А Иосиф насмехается над собой:
— «Падает, как подстреленная птица» — хороша реплика, а? Вздор какой-то, на мещанский вкус… Мирра, дай ей бог здоровья, отлично расправилась сегодня с нами. Утерла нос и автору, и режиссеру. Как она скользила по сцене, какая пластика! Она ведь античную трагедию сыграла, и просто, по-современному, без котурнов. Говорю по совести, моя пьеса этого не стоит…
Вот так радость! Вот так удача! Я смотрю на Иосифа во все глаза, я готова броситься ему на помощь. Как мне облегчить его страдания?
Страдания? Да нет, он смеется:
— А Шлоймка-то не растерялся. Следовал за ней с прожектором, где и когда бы он ей ни понадобился. Античная трагедия с биомеханикой, совсем неплохо. Со Шлоймкой, видно, Мирра сговорилась. Люблю, когда не слушаются начальства…
Иосиф совсем повеселел, и я решаюсь заметить:
— Иосиф, кто-то мерзнет у нас за дверью.
— ?
— Наш праздник мерзнет. Я оставила его переждать снаружи. Впустить?

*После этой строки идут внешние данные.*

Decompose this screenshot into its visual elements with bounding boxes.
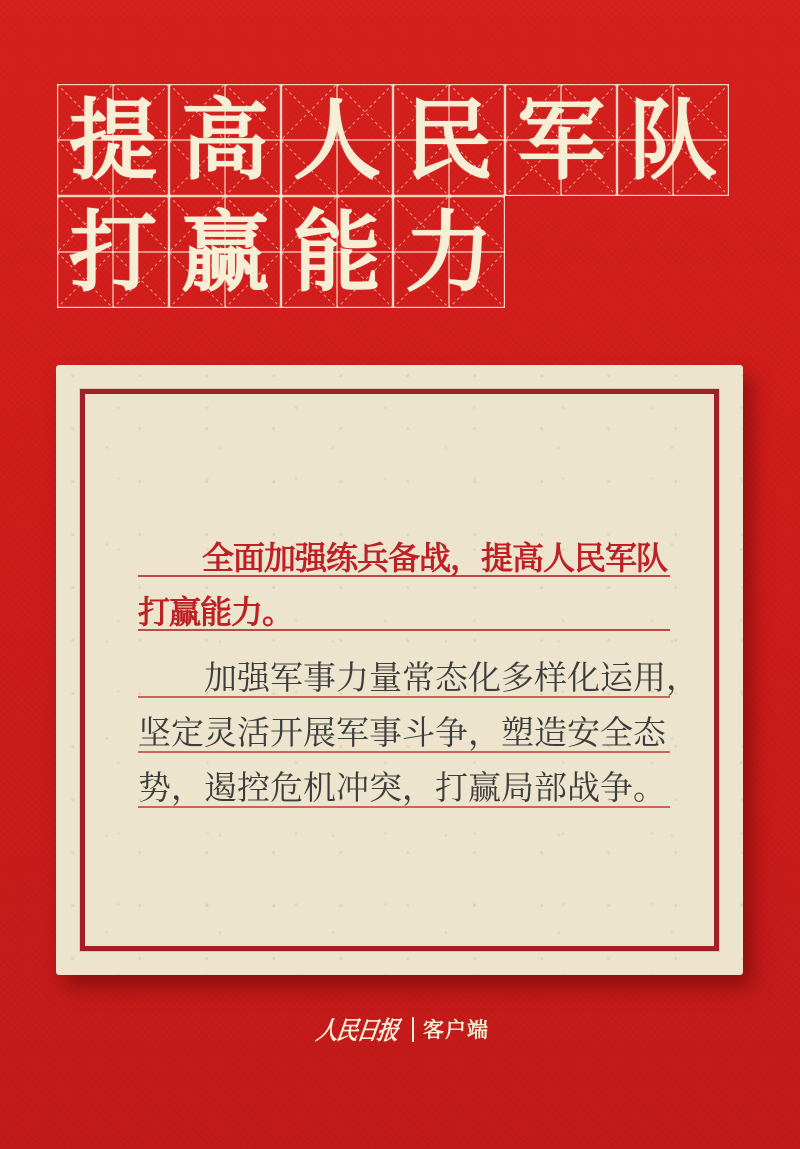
headline-character: 力 <box>404 200 493 304</box>
quote-text-block <box>138 540 699 825</box>
headline-character: 人 <box>292 88 381 192</box>
body-line: 加强军事力量常态化多样化运用， <box>138 660 670 698</box>
headline-character: 赢 <box>180 200 269 304</box>
headline-row-1 <box>57 84 729 196</box>
headline-row-2 <box>57 196 729 308</box>
headline-character: 提 <box>68 88 157 192</box>
peoples-daily-logotype: 人民日报 <box>314 1016 400 1045</box>
calligraphy-cell <box>281 196 393 308</box>
quote-card <box>56 365 743 975</box>
headline-character: 队 <box>628 88 717 192</box>
headline-character: 民 <box>404 88 493 192</box>
calligraphy-cell <box>617 84 729 196</box>
calligraphy-cell <box>57 84 169 196</box>
headline-character: 高 <box>180 88 269 192</box>
calligraphy-cell <box>169 196 281 308</box>
body-line: 坚定灵活开展军事斗争，塑造安全态 <box>138 715 670 753</box>
calligraphy-cell <box>57 196 169 308</box>
calligraphy-cell <box>393 84 505 196</box>
headline-calligraphy <box>57 84 729 308</box>
headline-character: 打 <box>68 200 157 304</box>
headline-character: 能 <box>292 200 381 304</box>
body-line: 势，遏控危机冲突，打赢局部战争。 <box>138 770 670 808</box>
calligraphy-cell <box>393 196 505 308</box>
highlight-line: 打赢能力。 <box>138 595 670 631</box>
calligraphy-cell <box>505 84 617 196</box>
highlight-line: 全面加强练兵备战，提高人民军队 <box>138 541 670 577</box>
calligraphy-cell <box>281 84 393 196</box>
headline-character: 军 <box>516 88 605 192</box>
brand-divider <box>412 1017 414 1042</box>
calligraphy-cell <box>169 84 281 196</box>
brand-client-label: 客户端 <box>423 1019 489 1042</box>
brand-footer <box>0 1012 800 1046</box>
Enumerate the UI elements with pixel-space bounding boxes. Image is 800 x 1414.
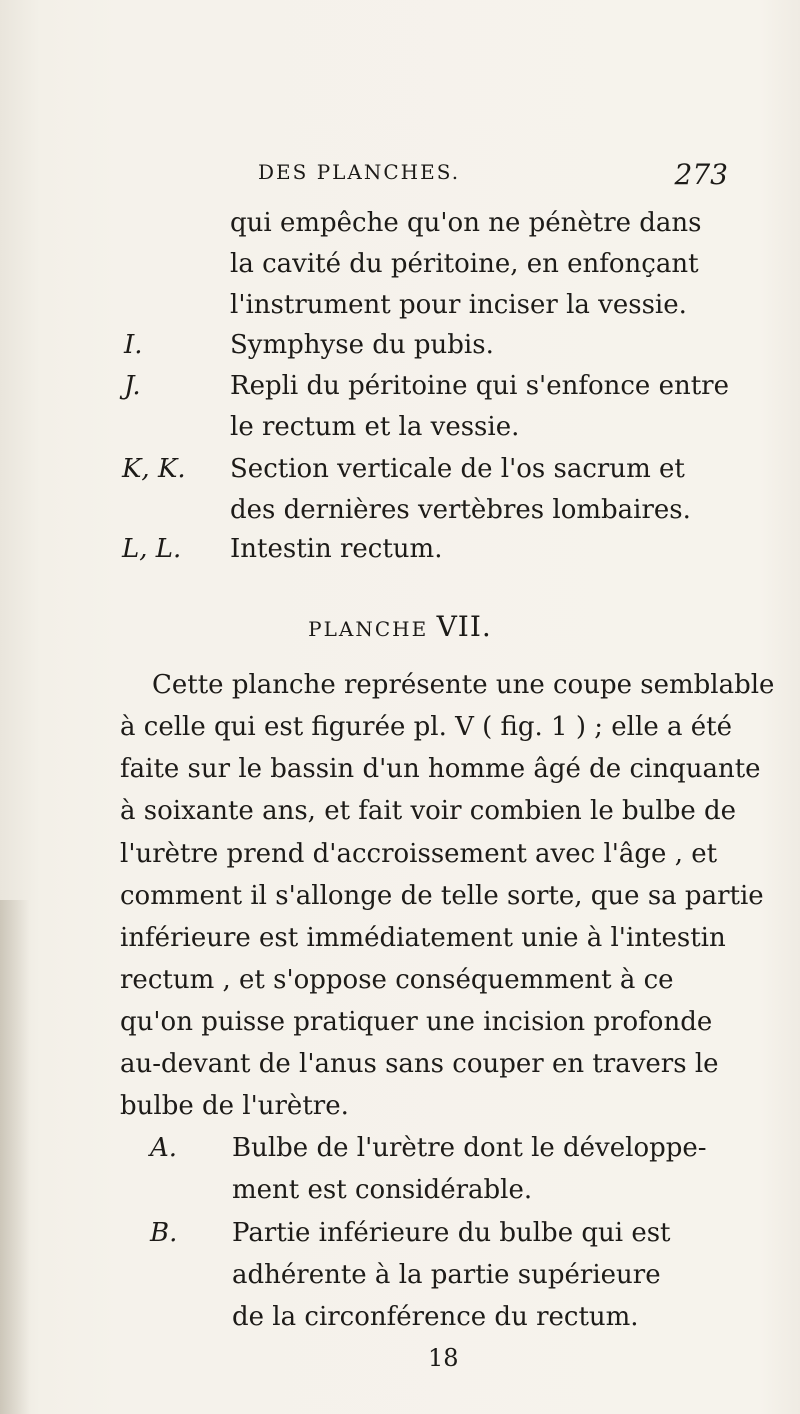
legend-marker: J. [124,371,141,401]
paragraph-line: inférieure est immédiatement unie à l'intestin [120,923,726,953]
legend-marker: K, K. [122,454,186,484]
legend-text: le rectum et la vessie. [230,412,520,442]
legend-text: Symphyse du pubis. [230,330,494,360]
running-title: DES PLANCHES. [258,160,461,184]
legend-text: ment est considérable. [232,1175,533,1205]
paragraph-line: bulbe de l'urètre. [120,1091,349,1121]
plate-heading [0,610,800,643]
paragraph-line: Cette planche représente une coupe semblable [152,670,775,700]
plate-heading-word: PLANCHE [308,617,429,641]
legend-text: Section verticale de l'os sacrum et [230,454,685,484]
paragraph-line: qu'on puisse pratiquer une incision profonde [120,1007,713,1037]
paragraph-line: rectum , et s'oppose conséquemment à ce [120,965,674,995]
paragraph-line: à celle qui est figurée pl. V ( fig. 1 ) ; elle a été [120,712,732,742]
legend-marker: L, L. [122,534,182,564]
legend-marker: B. [150,1218,178,1248]
legend-text: Partie inférieure du bulbe qui est [232,1218,671,1248]
text-line: la cavité du péritoine, en enfonçant [230,249,699,279]
legend-text: Intestin rectum. [230,534,443,564]
legend-text: Repli du péritoine qui s'enfonce entre [230,371,729,401]
paragraph-line: comment il s'allonge de telle sorte, que sa partie [120,881,764,911]
text-line: l'instrument pour inciser la vessie. [230,290,687,320]
page-header [258,160,728,196]
gutter-shadow [0,900,30,1414]
paragraph-line: l'urètre prend d'accroissement avec l'âge , et [120,839,718,869]
page-number: 273 [674,158,728,191]
plate-heading-numeral: VII. [436,610,492,643]
legend-text: de la circonférence du rectum. [232,1302,639,1332]
paragraph-line: à soixante ans, et fait voir combien le bulbe de [120,796,737,826]
legend-text: adhérente à la partie supérieure [232,1260,661,1290]
paragraph-line: faite sur le bassin d'un homme âgé de cinquante [120,754,761,784]
text-line: qui empêche qu'on ne pénètre dans [230,208,702,238]
legend-marker: A. [150,1133,178,1163]
legend-marker: I. [124,330,143,360]
legend-text: des dernières vertèbres lombaires. [230,495,691,525]
signature-mark: 18 [428,1344,459,1372]
legend-text: Bulbe de l'urètre dont le développe- [232,1133,707,1163]
paragraph-line: au-devant de l'anus sans couper en travers le [120,1049,719,1079]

— Впустить. — Иосиф делает шаг к двери, будто в самом деле собирается ее отворить. Его останавливает хрипловатый спросонья голосок Баеле:
— Пре-премьера прошла хорошо?
Баеле, протирая глаза, стоит в кроватке в своей длинной ночной сорочке. Иосиф сажает ее к себе на правое плечо и начинает вертеться с ней в диковинном танце, не то приговаривая, не то напевая:
— Хорошо, хорошо, очень даже хорошо…
А я за ним, как всполошенная наседка:
— Иосиф, оставь, ты простудишь ребенка, ну же, уложи ее в постель.

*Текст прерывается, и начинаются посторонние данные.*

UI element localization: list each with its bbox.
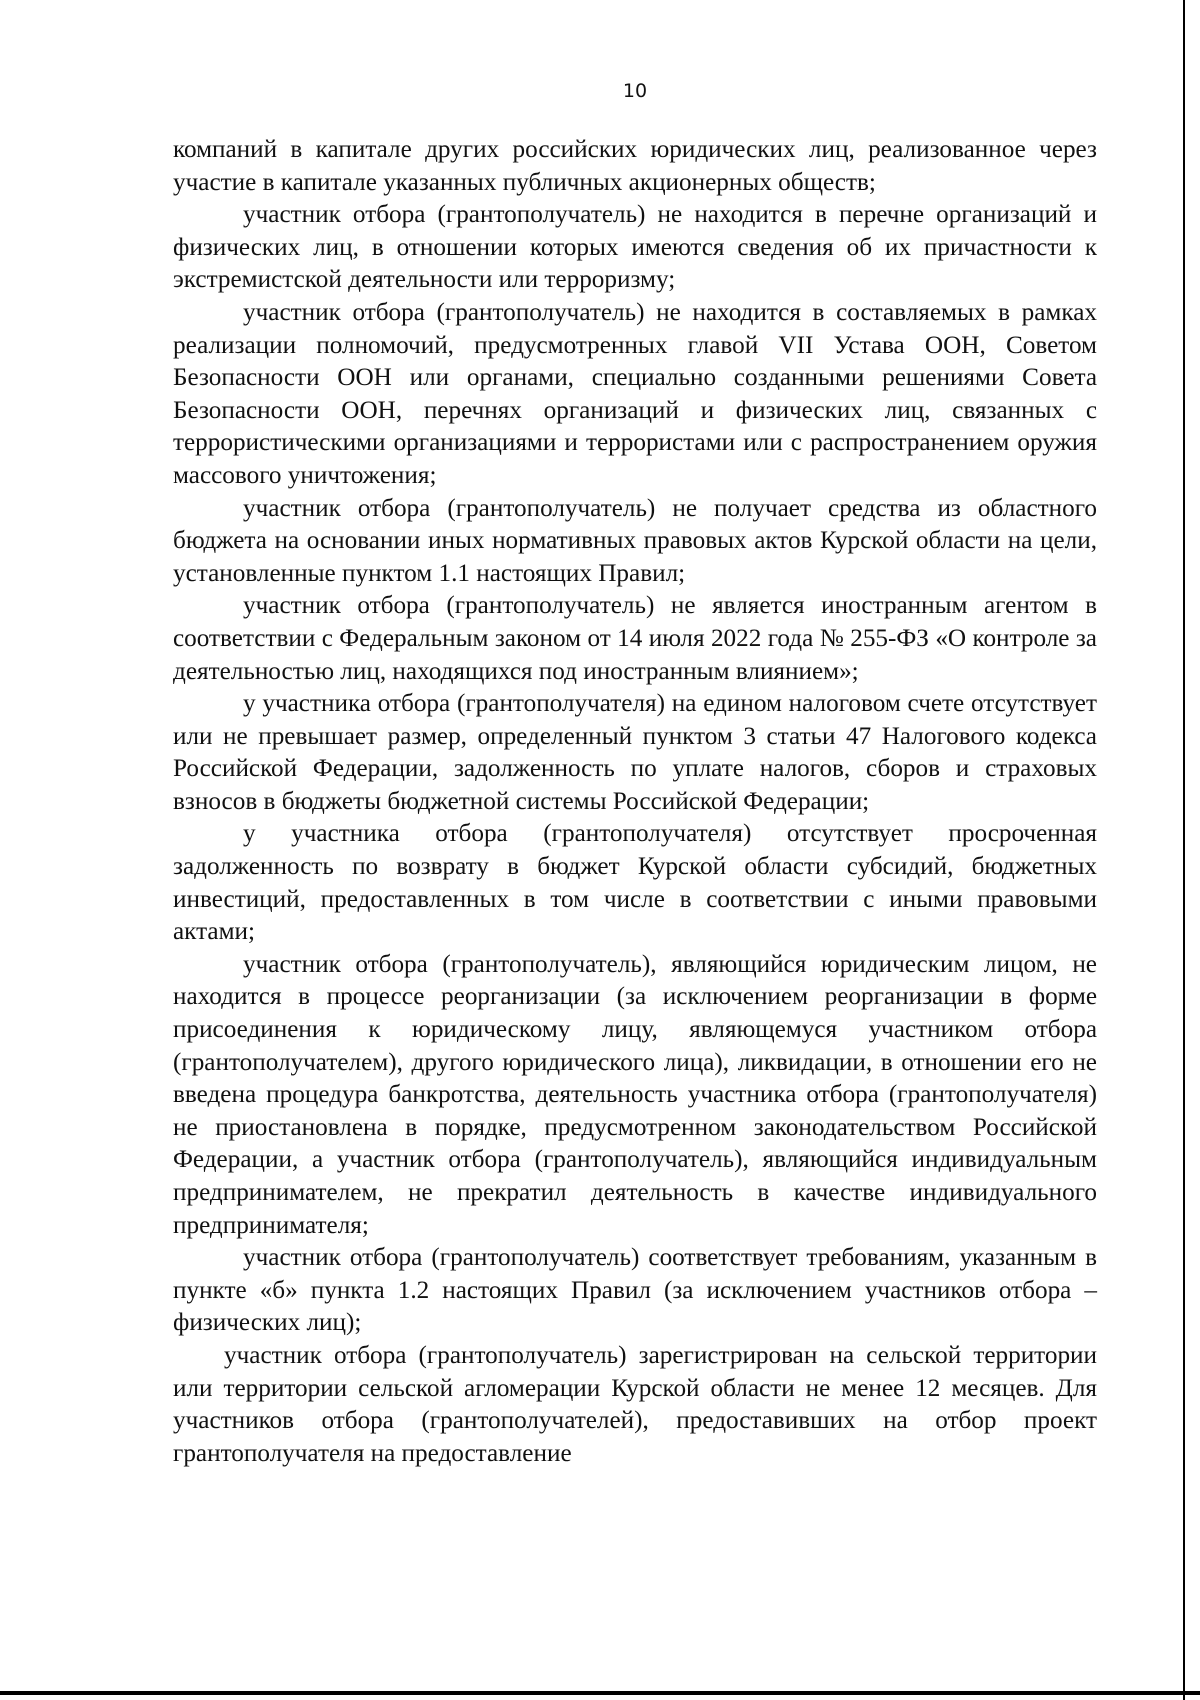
- paragraph-reorganization: участник отбора (грантополучатель), являющийся юридическим лицом, не находится в процессе реорганизации (за исключением реорганизации в форме присоединения к юридическому лицу, являющемуся участником отбора (грантополучателем), другого юридического лица), ликвидации, в отношении его не введена процедура банкротства, деятельность участника отбора (грантополучателя) не приостановлена в порядке, предусмотренном законодательством Российской Федерации, а участник отбора (грантополучатель), являющийся индивидуальным предпринимателем, не прекратил деятельность в качестве индивидуального предпринимателя;: [173, 950, 1097, 1239]
- page-number: 10: [622, 80, 648, 102]
- paragraph-un-sanctions: участник отбора (грантополучатель) не находится в составляемых в рамках реализации полномочий, предусмотренных главой VII Устава ООН, Советом Безопасности ООН или органами, специально созданными решениями Совета Безопасности ООН, перечнях организаций и физических лиц, связанных с террористическими организациями и террористами или с распространением оружия массового уничтожения;: [173, 298, 1097, 489]
- document-body: [173, 134, 1097, 1470]
- paragraph-overdue-debt: у участника отбора (грантополучателя) отсутствует просроченная задолженность по возврату в бюджет Курской области субсидий, бюджетных инвестиций, предоставленных в том числе в соответствии с иными правовыми актами;: [173, 820, 1097, 946]
- paragraph-foreign-agent: участник отбора (грантополучатель) не является иностранным агентом в соответствии с Федеральным законом от 14 июля 2022 года № 255-ФЗ «О контроле за деятельностью лиц, находящихся под иностранным влиянием»;: [173, 592, 1097, 685]
- paragraph-regional-budget: участник отбора (грантополучатель) не получает средства из областного бюджета на основании иных нормативных правовых актов Курской области на цели, установленные пунктом 1.1 настоящих Правил;: [173, 494, 1097, 587]
- scan-edge-bottom: [0, 1691, 1200, 1695]
- paragraph-tax-debt: у участника отбора (грантополучателя) на едином налоговом счете отсутствует или не превышает размер, определенный пунктом 3 статьи 47 Налогового кодекса Российской Федерации, задолженность по уплате налогов, сборов и страховых взносов в бюджеты бюджетной системы Российской Федерации;: [173, 690, 1097, 815]
- paragraph-extremism-list: участник отбора (грантополучатель) не находится в перечне организаций и физических лиц, в отношении которых имеются сведения об их причастности к экстремистской деятельности или терроризму;: [173, 201, 1097, 294]
- paragraph-rural-registration: участник отбора (грантополучатель) зарегистрирован на сельской территории или территории сельской агломерации Курской области не менее 12 месяцев. Для участников отбора (грантополучателей), предоставивших на отбор проект грантополучателя на предоставление: [173, 1341, 1097, 1467]
- paragraph-requirements: участник отбора (грантополучатель) соответствует требованиям, указанным в пункте «б» пункта 1.2 настоящих Правил (за исключением участников отбора – физических лиц);: [173, 1244, 1097, 1337]
- scan-edge-right: [1183, 0, 1185, 1700]
- paragraph-continuation: компаний в капитале других российских юридических лиц, реализованное через участие в капитале указанных публичных акционерных обществ;: [173, 136, 1097, 196]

Неожиданно для себя я начинаю прихлопывать ладонями в такт: «Хорошо, хорошо, очень даже хорошо».
III. В ожидании
— Ваша пьеса призывает к идеологической войне, вы об этом подумали? Не в эпоху же средневековья мы живем. В крестовый поход на Германию, да? Нельзя же так… — доказывал Иосифу директор театра.
Этому разговору предшествовала статья Лефцина «Бьется ли в спектакле пульс эпохи?». В новом сезоне, после летнего перерыва, спектакль еще ни разу не был показан. Это не помешало Лефцину одним-единственным вопросом перечеркнуть его. Даже и не вопросом, а одним только словечком «ли». И до чего же выразительным оно оказалось, это усеченное, на первый взгляд, незначительное словечко. После него можно было не утруждать себя чтением статьи. Раз «ли», значит, нет, не бьется пульс.
…Мы сидели с Иосифом в тот вечер дома. Ждали гостей, хотя никого к себе не приглашали. Неужели никто к нам сегодня не заглянет? Будто на весах, колебалось доверие к друзьям: придут — не придут… Мы скрывали друг от друга, что кого-то ждем. Почему бы нам не посидеть просто так? Мы одни, Баеле на даче с моей мамой.
Наступила полночь, и Иосиф сказал:
— Поздно. Спать пора.
— Хорошо, Иосиф. Вот только посуду вымою.
Посуда давно стоит чистая на полке. Иосиф знает это не хуже меня. И все же помалкивает, когда я с деловым видом выхожу в кухню. Стою, прислушиваюсь, не идет ли кто. Вход к нам — прямо с улицы в кухню. На некотором расстоянии от плиты прибита к стене деревянная вешалка для пальто. Раньше и для этого не было места. Русская печь занимала половину кухни. Потом мы ее разобрали и сложили из кирпичей небольшую плиту. Делать на кухне нечего, а мне хочется оттянуть время. Вот и стою, уставясь бессмысленно в сваленную у плиты кучку дров, которую Иосиф днем еще притащил из сарая.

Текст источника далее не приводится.